Pronouns are a difficult part of the language to change, say the linguists. Nouns, easy. Verbs, easy enough. It took me a little while to get used to ve/vis/ver, but I eventually got the hang of it. But that was only the beginning. I would suggest that to read this book you need to be very adept at quickly learning language. The overwhelming number of new terms and ideas made this book challenging, but I accepted that particular challenge.
This book begins with the formation of identity itself. It was fascinating, watching how human-like minds are created in a transhuman world. The machine smashes together hundreds of variables to create a new person. Once I got over all the new terms, I enjoyed this part. I found myself telling other scifi readers about it.
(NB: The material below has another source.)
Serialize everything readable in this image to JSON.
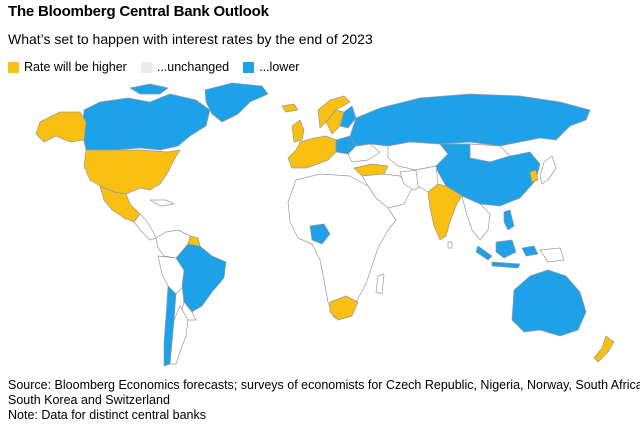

But from there, the plot completely disappears. This new identity, Yatima, goes to chat with a character that was never mentioned before and isn't introduced at all... about a math problem, essentially. It's random and seemingly pointless. The characters seem to have very little motivation to do much of anything because of their transhuman nature. This was odd to me, because the synopsis I read on Kindle sounded promising.
After sticking with it a little while longer, I found I could never distinguish between different types of people, whether they were in cyberspace or meatspace (or if there's even a difference in this universe), and how they got from place to place.
With a million different terms, a lack of clear plot direction in the beginning, and a missing setting, I gave up on this book.
So I suppose you'll need to be a HUGE lover of hard science fiction to really latch on to this book. And you'll really need to love math. This book is all about the idea, and leaves everything else behind.
You guys know I love scifi, but I need concrete characters, plot, and setting to grab me. This book had none of the above. I wonder if this is what regular scifi feels like to non-scifi readers.